3.  The Fool, dancing on the edge, willing to take risks, to laugh lightly at herself, to seek adventure.
4.  Energy.  Taking responsibility for my own, learning to sense it, to listen for it, to watch, to shift it.
5.  The smoke ring that emerged from the palo santo smudge that Nicky used this morning, how it rose so languidly through the grapevines, twisted, turned for a moment into a baby dragon, and dissipated like a mist, like a wraith.

May we walk in Beauty!

The Dream Keeper

This one, by Langston Hughes, keeps wrapping itself around my heart these days, keeps wiggling into my brain-space.

Dream Keeper

Gratitude List:

1.  Collaborative art
2.  A fresh novel to read
3.  Free public libraries–what a concept
4.  Words, spoken and sung (today it was Rae Spoon and Ivan Coyote)
5.  Featherbed

May we walk in Beauty!

Rock Star

I am a rock star.  I came down out of the fields today and one of my groupies caught sight of me.  “Book?” she asked.  Another head shot up from behind the compost pile.  “Clook!” she yelled.  And then they were rushing me, “Lookee!  Lookee!  Lookee!”  Little feathery bodies racing toward me, wings akimbo.

If you ever feel down about yourself, get some hens.  You too can be a rock star.

Gratitude List:
1.  The community Potato Pitching Party.  Three and a half tons of potatoes, all de-trucked and sorted and re-packed into waiting pick-ups and cars.  By hand.  Woohoo!
2.  Being a rock star to chickens.  Book!  Clook?
3.  Coconut macaroons, no matter how they look.
4.  Working in the windy fields with spring sunshine slanting down.
5.  Quartzite and shale and the way all the field rocks sparkle and twinkle in the sunlight.

May we walk in beauty!

Equinox

Jet Star

I spent my earliest years in East Africa, just a few degrees south of the wide belt of this big round ball, in a comfortable climate where the sun rose every morning at seven o’clock and set again at seven every evening, all year long.  Our seasons were marked by the coming of rains and their going away again.  The days were often hot, but the evenings brought cool breezes off of Lake Victoria, and roiling Michaelangelo clouds sailed in across the plains from the lake.

Here, where the sun slips off to the south for a season, where the days get shorter and then longer again, this moment when the day and night reach equilibrium brings me closer to that sense of rightness and balance, though the cold of winter still lingers in my bones.  While I find the cold time, the dark time, still to be a challenge, I have come to love the seasons, to revel in the feel of the shifting, whirling tilting planet we live on, the reassurance that one state of being will inevitably give way to the next.
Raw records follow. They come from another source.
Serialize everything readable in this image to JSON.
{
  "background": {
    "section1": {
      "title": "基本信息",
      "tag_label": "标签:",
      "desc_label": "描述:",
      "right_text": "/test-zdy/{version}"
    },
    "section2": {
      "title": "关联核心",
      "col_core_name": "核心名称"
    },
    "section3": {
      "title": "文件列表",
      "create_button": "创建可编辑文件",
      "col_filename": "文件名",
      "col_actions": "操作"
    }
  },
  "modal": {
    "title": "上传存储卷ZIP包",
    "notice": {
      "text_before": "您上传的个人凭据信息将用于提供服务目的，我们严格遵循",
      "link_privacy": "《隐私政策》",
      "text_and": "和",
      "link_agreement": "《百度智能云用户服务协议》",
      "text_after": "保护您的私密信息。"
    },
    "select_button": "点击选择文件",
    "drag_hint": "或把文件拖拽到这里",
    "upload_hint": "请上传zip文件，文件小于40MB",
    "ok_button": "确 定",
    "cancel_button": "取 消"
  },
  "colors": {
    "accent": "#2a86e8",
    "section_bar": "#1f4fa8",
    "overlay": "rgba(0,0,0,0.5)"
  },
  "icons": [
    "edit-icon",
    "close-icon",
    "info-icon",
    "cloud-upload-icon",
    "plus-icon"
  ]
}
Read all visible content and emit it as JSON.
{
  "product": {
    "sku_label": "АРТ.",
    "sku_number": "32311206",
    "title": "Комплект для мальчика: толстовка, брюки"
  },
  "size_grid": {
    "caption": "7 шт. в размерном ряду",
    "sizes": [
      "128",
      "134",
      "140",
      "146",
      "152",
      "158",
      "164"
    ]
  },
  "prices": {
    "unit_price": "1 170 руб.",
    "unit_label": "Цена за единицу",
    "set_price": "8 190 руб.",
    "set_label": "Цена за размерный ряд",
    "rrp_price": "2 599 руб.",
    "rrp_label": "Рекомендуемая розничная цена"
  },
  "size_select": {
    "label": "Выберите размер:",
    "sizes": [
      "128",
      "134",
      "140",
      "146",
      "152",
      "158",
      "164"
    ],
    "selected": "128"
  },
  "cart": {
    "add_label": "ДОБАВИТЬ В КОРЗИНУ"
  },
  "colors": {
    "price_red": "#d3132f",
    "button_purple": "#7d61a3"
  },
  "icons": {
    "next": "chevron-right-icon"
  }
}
Tomorrow we come to that place, one of the quarter points we notice in Terra’s dance with Sol.  Equinox.  My head today is full of these complicated E-words: Equinox, Equator, Equilibrium, in-Evitable.  At these equal points of spring and fall, we are ever so much slightly closer to our star than we are on the outward fling of the Solstices.  Do-si-do, Sun.  Swing your partner.  Welcome, Spring, oh welcome, Spring.

Gratitude List:
1. Inevitability and choice
2. Intention and destiny
3. Fate and chance
4. Fortune and opportunity
5. Blueberry pancakes

May we walk in Beauty!

 

 

 

 

Prayer Bundle:  Tonight I am finishing up gathering the items for my bundle.  I don’t have a direct symbolic link for each thing–I included some things because they are shiny or colorful and caught my magpie’s eye.  There is a piece of cloth to wrap it all together, and cord and wire for tying, a broken necklace with sparkly dangles for brightening it up.  I will take pictures tomorrow in a good light, wrap it all up, and then at about quarter to five, I’ll take it outside as the Equinox arrives.  I want it to rest on the earth, to be touched by the fire of the sun, by wind, by rain.  I want all the elements to work on it.  And I’ll place it somewhere where I won’t mow over it six weeks from now, and where it will be safe from curious children.